Carlo si offrì di essere il suo accompagnatore ma il suo entusiasmo non era sufficiente per convincerlo ad accettare la sua compagnia. “Le mie motivazioni sono chiare: inseguire le tracce di Karin e rivedere un’ultima volta la città” affermo’ Leandro che non potè fare a meno di chiedere: “Che cosa cerchi? Che cosa ti ha spinto qui su questa strada?”

“La perla. A un certo punto di quel viaggio avrei ricevuto la perla” rispose Carlo recitando a memoria frammenti dell’incipit profetico di “Sulla strada” di Jack Kerouac, che ancora lo incantava ad ogni rilettura con le sue promesse di “ragazze, visioni, tutto.”

Gli fece notare la sua perfetta corrispondenza con il profilo dei viaggiatori nel tempo che Leandro aveva tracciato nel libro: “Persone insoddisfatte e nostalgiche con il rimpianto di un’esperienza non fatta, un viaggio per cui non sono mai partiti.”

“Per me quelle occasioni mancate hanno nomi stravaganti: si chiamano Erasmus, Interrail, Sweet London” proseguì Carlo appellandosi nuovamente alle parole del romanzo cult per descrivere la sensazione che avrebbe voluto provare, quella di un’istante in cui “dimenticai chi ero, lontano da casa, stanco e stordito per il viaggio, in una povera stanza d’albergo.”

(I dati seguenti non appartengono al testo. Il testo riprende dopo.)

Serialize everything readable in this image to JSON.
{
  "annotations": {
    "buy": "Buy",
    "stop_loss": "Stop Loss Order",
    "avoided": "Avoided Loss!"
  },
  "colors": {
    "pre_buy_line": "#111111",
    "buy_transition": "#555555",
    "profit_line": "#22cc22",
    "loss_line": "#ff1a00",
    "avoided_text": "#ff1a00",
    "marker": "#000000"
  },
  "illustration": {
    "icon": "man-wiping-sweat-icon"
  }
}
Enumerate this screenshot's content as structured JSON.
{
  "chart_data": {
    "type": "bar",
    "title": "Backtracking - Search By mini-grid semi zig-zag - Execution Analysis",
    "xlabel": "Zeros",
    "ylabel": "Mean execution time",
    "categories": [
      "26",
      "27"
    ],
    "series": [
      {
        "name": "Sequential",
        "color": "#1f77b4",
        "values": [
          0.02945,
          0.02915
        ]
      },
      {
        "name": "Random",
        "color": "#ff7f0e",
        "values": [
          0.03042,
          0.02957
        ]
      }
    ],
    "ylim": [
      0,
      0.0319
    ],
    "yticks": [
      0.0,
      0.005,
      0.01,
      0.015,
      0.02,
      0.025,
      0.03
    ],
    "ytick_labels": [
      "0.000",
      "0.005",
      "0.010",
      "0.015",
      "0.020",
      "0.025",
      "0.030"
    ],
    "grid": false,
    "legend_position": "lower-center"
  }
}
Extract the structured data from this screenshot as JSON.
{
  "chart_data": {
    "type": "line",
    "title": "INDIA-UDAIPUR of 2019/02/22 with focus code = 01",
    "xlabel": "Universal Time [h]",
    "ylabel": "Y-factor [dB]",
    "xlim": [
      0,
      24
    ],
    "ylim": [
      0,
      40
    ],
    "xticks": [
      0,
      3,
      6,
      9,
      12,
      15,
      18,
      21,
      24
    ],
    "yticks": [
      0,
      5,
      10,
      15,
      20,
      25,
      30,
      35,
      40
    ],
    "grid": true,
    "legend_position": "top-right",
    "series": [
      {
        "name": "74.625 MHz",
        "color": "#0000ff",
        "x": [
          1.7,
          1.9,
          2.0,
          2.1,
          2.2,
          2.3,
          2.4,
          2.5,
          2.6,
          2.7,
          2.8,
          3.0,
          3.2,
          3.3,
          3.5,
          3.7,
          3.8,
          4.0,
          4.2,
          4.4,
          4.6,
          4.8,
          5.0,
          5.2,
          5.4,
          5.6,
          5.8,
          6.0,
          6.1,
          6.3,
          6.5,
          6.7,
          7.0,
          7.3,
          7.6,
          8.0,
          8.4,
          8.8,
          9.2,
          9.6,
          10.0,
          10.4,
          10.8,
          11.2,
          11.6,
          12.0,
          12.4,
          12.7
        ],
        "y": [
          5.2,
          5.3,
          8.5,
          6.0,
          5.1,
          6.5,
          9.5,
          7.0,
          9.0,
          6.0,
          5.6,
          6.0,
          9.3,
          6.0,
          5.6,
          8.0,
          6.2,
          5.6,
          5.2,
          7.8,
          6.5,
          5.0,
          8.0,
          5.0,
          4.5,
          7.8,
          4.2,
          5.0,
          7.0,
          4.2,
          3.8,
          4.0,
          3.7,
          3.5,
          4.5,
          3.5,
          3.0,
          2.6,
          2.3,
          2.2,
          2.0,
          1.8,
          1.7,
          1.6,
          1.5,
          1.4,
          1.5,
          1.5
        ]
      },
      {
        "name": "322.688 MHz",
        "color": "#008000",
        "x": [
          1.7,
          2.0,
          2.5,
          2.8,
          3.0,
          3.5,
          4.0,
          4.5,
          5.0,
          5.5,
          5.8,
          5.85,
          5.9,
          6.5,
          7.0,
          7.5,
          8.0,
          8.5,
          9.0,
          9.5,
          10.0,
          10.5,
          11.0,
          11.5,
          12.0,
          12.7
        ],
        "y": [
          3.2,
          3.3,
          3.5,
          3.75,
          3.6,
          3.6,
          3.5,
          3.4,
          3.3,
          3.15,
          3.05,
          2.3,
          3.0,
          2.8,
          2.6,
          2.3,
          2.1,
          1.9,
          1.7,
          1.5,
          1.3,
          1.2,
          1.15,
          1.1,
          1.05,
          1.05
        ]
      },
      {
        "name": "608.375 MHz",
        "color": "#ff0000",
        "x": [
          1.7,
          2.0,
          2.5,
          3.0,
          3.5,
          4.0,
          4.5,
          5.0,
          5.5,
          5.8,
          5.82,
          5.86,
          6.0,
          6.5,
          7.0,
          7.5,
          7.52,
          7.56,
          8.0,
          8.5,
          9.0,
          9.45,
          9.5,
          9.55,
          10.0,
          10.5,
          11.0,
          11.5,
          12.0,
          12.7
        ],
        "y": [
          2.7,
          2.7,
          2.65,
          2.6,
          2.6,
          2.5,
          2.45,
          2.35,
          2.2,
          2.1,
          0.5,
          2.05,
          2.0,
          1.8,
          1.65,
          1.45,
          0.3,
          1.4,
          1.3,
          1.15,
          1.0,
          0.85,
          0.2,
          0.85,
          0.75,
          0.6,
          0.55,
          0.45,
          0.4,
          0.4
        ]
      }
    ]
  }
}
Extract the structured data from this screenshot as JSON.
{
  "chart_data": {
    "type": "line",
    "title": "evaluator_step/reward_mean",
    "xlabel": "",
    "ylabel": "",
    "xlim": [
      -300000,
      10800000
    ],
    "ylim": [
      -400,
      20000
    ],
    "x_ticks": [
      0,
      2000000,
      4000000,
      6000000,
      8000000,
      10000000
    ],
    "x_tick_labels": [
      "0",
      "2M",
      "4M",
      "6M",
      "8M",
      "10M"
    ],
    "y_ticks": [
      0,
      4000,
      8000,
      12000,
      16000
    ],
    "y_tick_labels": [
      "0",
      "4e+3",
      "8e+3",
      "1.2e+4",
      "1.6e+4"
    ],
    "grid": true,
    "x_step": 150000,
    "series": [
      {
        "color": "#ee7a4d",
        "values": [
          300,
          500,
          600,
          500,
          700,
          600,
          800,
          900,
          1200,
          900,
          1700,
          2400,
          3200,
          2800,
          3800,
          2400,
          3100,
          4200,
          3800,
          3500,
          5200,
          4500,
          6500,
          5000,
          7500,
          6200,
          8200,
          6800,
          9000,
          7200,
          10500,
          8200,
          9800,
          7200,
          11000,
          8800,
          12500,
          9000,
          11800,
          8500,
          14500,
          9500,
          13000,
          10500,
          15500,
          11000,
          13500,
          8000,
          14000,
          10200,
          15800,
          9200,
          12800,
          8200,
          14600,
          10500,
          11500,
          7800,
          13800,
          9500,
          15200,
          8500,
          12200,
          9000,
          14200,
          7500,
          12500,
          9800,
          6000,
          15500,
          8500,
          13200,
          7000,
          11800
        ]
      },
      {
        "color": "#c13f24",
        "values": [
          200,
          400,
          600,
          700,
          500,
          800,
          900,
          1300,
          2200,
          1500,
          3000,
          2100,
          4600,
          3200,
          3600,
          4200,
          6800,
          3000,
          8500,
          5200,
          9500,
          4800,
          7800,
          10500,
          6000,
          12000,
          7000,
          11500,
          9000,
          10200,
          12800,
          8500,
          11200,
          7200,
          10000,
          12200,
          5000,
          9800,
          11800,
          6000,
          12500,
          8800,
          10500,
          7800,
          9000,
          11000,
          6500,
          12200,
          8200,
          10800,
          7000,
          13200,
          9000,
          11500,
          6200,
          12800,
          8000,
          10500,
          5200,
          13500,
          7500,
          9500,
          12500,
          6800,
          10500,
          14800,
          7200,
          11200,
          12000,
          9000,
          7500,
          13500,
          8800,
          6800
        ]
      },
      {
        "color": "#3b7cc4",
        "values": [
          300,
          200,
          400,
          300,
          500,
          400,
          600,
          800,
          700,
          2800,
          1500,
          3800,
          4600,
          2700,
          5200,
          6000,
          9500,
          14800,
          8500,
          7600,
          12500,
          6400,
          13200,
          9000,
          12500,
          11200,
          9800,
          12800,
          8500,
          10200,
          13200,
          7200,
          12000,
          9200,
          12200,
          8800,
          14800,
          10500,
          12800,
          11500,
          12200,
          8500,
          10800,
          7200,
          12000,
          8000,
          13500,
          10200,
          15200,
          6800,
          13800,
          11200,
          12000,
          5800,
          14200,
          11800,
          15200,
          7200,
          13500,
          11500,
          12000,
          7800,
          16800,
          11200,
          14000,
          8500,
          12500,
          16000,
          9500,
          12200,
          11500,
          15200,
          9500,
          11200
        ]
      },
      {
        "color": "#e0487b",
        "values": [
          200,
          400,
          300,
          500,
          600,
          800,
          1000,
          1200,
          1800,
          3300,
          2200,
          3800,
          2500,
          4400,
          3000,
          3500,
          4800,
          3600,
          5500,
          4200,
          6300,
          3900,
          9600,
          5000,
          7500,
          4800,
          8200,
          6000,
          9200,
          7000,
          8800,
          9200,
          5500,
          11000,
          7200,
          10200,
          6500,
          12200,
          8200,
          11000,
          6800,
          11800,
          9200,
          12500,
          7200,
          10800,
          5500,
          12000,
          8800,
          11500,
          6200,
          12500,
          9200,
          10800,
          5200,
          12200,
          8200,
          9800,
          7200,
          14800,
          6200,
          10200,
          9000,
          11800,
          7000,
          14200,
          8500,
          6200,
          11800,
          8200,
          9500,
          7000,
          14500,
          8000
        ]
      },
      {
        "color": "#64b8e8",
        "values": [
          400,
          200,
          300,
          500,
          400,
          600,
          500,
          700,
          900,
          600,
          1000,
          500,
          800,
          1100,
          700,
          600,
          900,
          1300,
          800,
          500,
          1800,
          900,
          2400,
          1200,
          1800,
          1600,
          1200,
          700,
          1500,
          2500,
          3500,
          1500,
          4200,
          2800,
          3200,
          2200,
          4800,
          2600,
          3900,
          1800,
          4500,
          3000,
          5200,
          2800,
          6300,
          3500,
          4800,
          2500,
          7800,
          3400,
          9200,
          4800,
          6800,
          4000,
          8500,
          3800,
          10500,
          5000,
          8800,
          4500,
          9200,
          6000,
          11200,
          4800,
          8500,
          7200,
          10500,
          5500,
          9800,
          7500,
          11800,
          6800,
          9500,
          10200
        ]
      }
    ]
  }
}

“Ecco quel che cerco” concluse Carlo “e per trovarlo mi sono lasciato prendere per mano da una favola.”

Kathmandu, 24 giugno 2019

I due raggiunsero Kathmandu la sera successiva con il meno poetico dei mezzi di trasporto: Leandro sfruttò contatti e privilegi acquisiti durante la sua carriera da guida turistica per riservare con tariffa last second gli ultimi due posti sul volo in partenza l’indomani dall’aeroporto intitolato a Sabiha Gökçen, la prima donna volante turca.

Seguendo l’avanzare della linea rossa sullo schermo, Leandro si accorse che 6 ore e 50 minuti di volo non erano sufficienti per condensare le avventure di quegli indimenticabili tre mesi di viaggio a bordo di un Magic Bus.

Bangkok, luglio 2019

Le spiagge di Goa in India, Sri Lanka, Thailandia e Indonesia segnavano le diramazioni del Sentiero Hippie, che da Kathmandu si aprivano a ventaglio come rami del delta di un fiume. Oggi i backpackers hanno raccolto l’eredità degli hippies e continuano ad invadere pacificamente quei Paesi, sempre affascinati dal mix di spiagge e templi, ancora alla ricerca della laguna nascosta e dell’onda perfetta.

Carlo ha un’attrazione verso il Sud-Est asiatico, alimentata dalle acque color smeraldo di ‘The Beach’ e dalle parole di Tiziano Terzani: “L’essere lontano mi faceva sentire a casa”. Leandro non ha mai più rivisto Karin ma ritornare a Kathmandu gli ha risvegliato il ricordo di un amuleto indossato quel giorno dalla ragazza che potrebbe rimettere in discussione le sue convinzioni.

Voleranno in Thailandia, inseguendo il filo colorato che lega Karin alle bandiere di preghiera tibetane e ai drappi sulle barche da pesca.